Question écrite n° 03252 de Mme Claudine Lepage (Français établis hors de France - SOC)

publiée dans le JO Sénat du 29/11/2012 - page 2715

Mme Claudine Lepage appelle l'attention de Mme la ministre déléguée auprès du ministre des affaires étrangères, chargée de la francophonie, sur la situation du lycée Voltaire de Doha, au Qatar.
Ce lycée est homologué par l'Agence de l'enseignement français à l'étranger (AEFE) et géré, jusqu'à présent, par la Mission laïque française (MLF). Suite à une mésentente tant sur la gestion administrative que sur le contenu des programmes, la MLF va se retirer d'ici la fin de l'année. En effet, un désaccord a vu le jour au sujet d'un manuel d'histoire dont le remplacement a été demandé et d'un manuel d'enseignement de l'arabe, remplacé par un manuel mêlant apprentissage de la langue et religion. C'est la première fois, depuis de nombreuses années, que la MLF quitte ainsi un pays où elle était implantée depuis plusieurs années.
Le Qatar vient d'entrer dans l'Organisation internationale de la francophonie (OIF) en qualité de membre associé et la décision a suscité un certain scepticisme de la part des partenaires de la France. Mais ce pays, qui compte, certes, un très faible nombre de francophones, a convaincu l'organisation de son engagement en faveur de la promotion et de la défense de la langue française. Il convient de s'en réjouir. Seulement l'adhésion à l'OIF suppose également le partage et la promotion d'un certain nombre de valeurs communes telles que la paix, la démocratie ou le respect des droits de l'homme...
Ce récent épisode révèle la responsabilité que la France doit avoir, à l'égard de tous ceux qui entendent, même en toute bonne foi, participer au développement de sa langue et sa culture. Sans préjuger des intentions des autorités qataries, il lui semble que la France doit demeurer vigilante. C'est pourquoi, elle souhaite l'interroger sur sa position, sachant, en outre, que le Qatar entend financer d'autres établissements, du type de celui du lycée Voltaire, dans le Golfe et en Afrique.

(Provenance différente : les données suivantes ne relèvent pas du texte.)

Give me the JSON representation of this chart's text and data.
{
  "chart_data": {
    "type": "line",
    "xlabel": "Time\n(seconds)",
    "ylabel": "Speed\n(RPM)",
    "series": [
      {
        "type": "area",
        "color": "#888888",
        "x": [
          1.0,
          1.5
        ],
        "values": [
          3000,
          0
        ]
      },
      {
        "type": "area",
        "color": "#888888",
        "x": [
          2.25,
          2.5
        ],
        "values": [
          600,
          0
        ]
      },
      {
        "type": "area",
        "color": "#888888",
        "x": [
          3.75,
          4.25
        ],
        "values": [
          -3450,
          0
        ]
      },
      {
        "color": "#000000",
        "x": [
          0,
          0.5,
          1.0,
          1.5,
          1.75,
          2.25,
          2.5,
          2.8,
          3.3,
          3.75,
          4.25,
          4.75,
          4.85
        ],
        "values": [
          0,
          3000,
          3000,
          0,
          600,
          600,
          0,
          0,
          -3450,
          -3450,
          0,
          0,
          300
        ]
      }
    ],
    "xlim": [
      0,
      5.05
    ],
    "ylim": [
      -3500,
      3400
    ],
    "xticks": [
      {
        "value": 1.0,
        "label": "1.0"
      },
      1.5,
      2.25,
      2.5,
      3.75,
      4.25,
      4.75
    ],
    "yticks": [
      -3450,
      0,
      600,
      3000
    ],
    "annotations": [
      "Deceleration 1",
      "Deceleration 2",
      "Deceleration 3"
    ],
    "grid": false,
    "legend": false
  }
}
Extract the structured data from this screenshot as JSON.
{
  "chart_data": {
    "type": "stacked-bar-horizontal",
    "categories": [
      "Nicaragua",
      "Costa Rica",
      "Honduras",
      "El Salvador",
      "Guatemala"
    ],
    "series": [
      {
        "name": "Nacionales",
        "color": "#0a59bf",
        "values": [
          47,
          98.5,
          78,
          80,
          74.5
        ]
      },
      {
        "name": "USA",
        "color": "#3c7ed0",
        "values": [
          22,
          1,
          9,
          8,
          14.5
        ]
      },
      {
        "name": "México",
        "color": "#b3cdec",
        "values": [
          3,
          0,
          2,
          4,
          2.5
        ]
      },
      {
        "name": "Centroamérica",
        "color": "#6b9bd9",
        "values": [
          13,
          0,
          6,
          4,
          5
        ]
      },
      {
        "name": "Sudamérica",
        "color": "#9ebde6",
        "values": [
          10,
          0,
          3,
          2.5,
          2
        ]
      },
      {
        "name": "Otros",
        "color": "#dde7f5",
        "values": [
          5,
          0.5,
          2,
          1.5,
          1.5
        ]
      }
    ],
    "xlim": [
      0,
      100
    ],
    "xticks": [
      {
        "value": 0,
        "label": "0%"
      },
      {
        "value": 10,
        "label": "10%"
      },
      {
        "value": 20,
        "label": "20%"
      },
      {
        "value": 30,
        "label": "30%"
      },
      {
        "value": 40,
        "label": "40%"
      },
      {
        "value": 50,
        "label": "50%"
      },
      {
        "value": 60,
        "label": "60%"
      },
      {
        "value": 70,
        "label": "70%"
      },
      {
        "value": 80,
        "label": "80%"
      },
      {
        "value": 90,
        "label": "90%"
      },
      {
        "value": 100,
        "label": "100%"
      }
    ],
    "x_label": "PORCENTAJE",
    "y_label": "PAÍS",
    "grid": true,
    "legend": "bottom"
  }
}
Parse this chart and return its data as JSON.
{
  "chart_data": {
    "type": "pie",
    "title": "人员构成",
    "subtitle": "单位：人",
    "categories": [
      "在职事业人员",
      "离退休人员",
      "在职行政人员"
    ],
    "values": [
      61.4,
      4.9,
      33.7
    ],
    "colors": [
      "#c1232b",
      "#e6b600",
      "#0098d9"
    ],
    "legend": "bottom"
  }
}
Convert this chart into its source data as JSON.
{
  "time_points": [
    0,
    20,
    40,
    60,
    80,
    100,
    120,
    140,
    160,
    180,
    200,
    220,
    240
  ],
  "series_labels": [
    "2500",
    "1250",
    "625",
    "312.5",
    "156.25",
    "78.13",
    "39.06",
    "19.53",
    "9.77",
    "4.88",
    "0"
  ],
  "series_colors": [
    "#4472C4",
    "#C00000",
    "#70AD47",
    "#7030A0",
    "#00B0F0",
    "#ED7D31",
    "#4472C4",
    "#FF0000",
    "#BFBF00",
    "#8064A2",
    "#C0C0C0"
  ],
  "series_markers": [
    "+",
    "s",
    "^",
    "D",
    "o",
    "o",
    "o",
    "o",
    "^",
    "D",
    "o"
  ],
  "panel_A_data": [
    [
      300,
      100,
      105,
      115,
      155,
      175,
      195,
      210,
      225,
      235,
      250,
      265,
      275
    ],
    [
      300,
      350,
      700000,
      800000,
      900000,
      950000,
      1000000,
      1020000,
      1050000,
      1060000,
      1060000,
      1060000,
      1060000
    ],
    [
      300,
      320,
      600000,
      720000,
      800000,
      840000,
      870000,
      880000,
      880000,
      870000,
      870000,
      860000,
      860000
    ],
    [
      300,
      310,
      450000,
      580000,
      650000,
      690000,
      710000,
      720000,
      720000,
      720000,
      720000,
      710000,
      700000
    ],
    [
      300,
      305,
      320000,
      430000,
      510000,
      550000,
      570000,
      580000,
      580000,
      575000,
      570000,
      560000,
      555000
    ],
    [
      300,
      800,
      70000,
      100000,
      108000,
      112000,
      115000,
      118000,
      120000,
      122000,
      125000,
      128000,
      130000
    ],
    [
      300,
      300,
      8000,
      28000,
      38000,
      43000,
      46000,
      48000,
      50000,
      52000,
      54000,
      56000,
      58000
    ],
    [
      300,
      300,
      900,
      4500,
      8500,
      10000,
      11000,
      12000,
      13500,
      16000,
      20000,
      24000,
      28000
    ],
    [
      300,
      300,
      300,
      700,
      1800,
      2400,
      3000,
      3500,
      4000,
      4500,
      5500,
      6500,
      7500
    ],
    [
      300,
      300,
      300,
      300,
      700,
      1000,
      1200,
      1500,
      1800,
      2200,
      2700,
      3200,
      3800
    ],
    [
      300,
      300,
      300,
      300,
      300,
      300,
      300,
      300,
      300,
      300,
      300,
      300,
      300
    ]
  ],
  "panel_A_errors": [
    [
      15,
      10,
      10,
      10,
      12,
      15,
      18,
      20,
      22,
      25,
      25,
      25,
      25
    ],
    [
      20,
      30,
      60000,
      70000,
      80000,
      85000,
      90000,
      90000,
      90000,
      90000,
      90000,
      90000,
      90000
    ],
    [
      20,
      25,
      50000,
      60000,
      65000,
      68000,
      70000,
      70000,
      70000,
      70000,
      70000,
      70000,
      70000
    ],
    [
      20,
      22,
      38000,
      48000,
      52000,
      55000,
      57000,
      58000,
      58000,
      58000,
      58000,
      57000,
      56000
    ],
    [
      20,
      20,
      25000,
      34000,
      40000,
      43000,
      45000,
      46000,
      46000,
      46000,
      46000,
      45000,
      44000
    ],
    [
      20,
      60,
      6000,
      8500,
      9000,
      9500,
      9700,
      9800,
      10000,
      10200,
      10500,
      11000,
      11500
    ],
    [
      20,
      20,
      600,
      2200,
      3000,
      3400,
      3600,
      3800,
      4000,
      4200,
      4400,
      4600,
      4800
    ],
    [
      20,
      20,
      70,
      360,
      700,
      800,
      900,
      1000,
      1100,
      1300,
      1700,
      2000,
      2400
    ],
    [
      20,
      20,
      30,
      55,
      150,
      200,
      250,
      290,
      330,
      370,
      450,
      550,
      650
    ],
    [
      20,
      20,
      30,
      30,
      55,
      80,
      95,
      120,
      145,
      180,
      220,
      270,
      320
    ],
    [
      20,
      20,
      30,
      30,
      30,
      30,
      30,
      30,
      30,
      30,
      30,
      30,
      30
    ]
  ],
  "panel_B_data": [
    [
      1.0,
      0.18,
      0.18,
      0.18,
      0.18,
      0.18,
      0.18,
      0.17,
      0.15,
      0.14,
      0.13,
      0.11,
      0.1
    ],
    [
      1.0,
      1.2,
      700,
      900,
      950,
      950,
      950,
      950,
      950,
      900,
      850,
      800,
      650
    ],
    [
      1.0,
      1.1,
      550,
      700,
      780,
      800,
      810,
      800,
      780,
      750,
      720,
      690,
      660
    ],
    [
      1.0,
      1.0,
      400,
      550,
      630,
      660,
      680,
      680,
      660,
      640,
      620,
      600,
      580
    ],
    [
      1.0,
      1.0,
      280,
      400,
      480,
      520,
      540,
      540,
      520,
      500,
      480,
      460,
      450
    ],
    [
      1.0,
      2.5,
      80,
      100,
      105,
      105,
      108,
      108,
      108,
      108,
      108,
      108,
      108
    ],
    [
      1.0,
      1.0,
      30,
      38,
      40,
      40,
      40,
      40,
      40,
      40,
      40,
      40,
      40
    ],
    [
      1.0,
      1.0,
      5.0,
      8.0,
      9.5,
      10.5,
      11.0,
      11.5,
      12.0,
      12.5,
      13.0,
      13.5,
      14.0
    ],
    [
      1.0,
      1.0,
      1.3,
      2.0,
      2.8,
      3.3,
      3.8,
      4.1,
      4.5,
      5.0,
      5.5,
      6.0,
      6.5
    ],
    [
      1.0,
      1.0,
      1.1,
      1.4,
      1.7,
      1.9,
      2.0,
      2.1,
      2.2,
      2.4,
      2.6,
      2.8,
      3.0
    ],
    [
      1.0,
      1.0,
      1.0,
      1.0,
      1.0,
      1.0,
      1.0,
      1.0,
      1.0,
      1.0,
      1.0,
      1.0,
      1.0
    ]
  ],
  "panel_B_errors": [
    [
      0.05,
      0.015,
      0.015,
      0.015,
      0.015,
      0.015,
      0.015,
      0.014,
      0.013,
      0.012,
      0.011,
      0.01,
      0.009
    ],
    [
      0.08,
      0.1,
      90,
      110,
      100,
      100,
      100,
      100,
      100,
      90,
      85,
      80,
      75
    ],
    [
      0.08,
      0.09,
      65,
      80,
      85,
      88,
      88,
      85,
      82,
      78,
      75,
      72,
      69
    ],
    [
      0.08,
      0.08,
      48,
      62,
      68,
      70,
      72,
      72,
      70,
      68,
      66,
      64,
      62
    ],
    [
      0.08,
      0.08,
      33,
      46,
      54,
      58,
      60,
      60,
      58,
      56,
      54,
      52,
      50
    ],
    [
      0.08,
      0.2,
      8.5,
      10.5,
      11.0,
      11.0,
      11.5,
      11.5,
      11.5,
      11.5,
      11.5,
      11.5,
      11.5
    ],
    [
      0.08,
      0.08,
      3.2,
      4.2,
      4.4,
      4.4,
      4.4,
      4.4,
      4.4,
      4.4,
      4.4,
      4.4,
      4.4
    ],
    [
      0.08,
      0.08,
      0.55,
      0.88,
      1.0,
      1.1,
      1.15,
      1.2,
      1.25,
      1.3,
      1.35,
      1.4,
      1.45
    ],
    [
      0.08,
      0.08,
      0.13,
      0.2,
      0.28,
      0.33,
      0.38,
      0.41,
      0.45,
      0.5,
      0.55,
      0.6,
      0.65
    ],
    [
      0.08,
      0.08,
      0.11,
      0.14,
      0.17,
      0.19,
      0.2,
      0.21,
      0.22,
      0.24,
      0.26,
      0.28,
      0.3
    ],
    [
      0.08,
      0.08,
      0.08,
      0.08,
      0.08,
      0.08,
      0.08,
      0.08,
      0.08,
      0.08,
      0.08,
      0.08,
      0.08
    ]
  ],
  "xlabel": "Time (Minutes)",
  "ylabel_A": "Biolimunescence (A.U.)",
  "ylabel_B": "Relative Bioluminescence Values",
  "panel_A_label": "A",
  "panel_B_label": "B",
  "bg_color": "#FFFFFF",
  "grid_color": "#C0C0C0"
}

Réponse du Ministère chargé de la francophonie

publiée dans le JO Sénat du 21/02/2013 - page 617

Le lycée Voltaire de Doha est un établissement privé de droit local dont le cursus primaire est homologué par notre ministère de l'éducation nationale. Il a été ouvert en 2007 en réponse à un souhait des autorités qatariennes qui ont mis gracieusement à disposition du lycée le terrain et ses bâtiments. Il accueille 44 % de jeunes Qatariens. Il s'inscrit dans le cadre d'une coopération éducative de qualité et constitue un élément de la politique de promotion du français dans cette zone géographique où le modèle anglo-saxon est très développé. La gestion et le suivi pédagogique de cet établissement ont été confiés à la Mission laïque française. S'il constitue un projet emblématique, cet établissement a néanmoins dû surmonter un certain nombre de difficultés. La première, en 2010, a effectivement concerné le contenu des programmes et des manuels. Une mission de l'Inspection générale de l'éducation nationale, menée à la demande de la MLF en avril 2011, a permis de normaliser la situation. Aujourd'hui, la liberté d'enseignement est pleinement rétablie. Le second désaccord est intervenu l'année dernière et concernait la gestion du lycée. Elle a conduit au départ de la MLF. Les autorités françaises et qatariennes travaillent actuellement à la mise en place d'une nouvelle gouvernance. Le Qatar - où le nombre de francophones est estimé à 100 000 - manifeste depuis plusieurs années la volonté de s'ouvrir à la francophonie, notamment à travers la création d'une radio francophone « Oryx FM », l'ouverture de lycées français - lycée Bonaparte et lycée franco-qatarien Voltaire- ou la présence de la chaîne TV5. À l'appui de leur demande de statut de membre associé à l'Organisation internationale de la francophonie, les autorités qatariennes ont mis en valeur leur volonté de réintroduire progressivement l'apprentissage du français dans l'enseignement public et la conclusion de nombreux accords avec des pays membres de la francophonie, notamment dans le domaine de l'enseignement supérieur. Elles ont également souligné qu'elles adhéraient à des valeurs de la francophonie telles que la liberté d'expression et le respect de la diversité culturelle.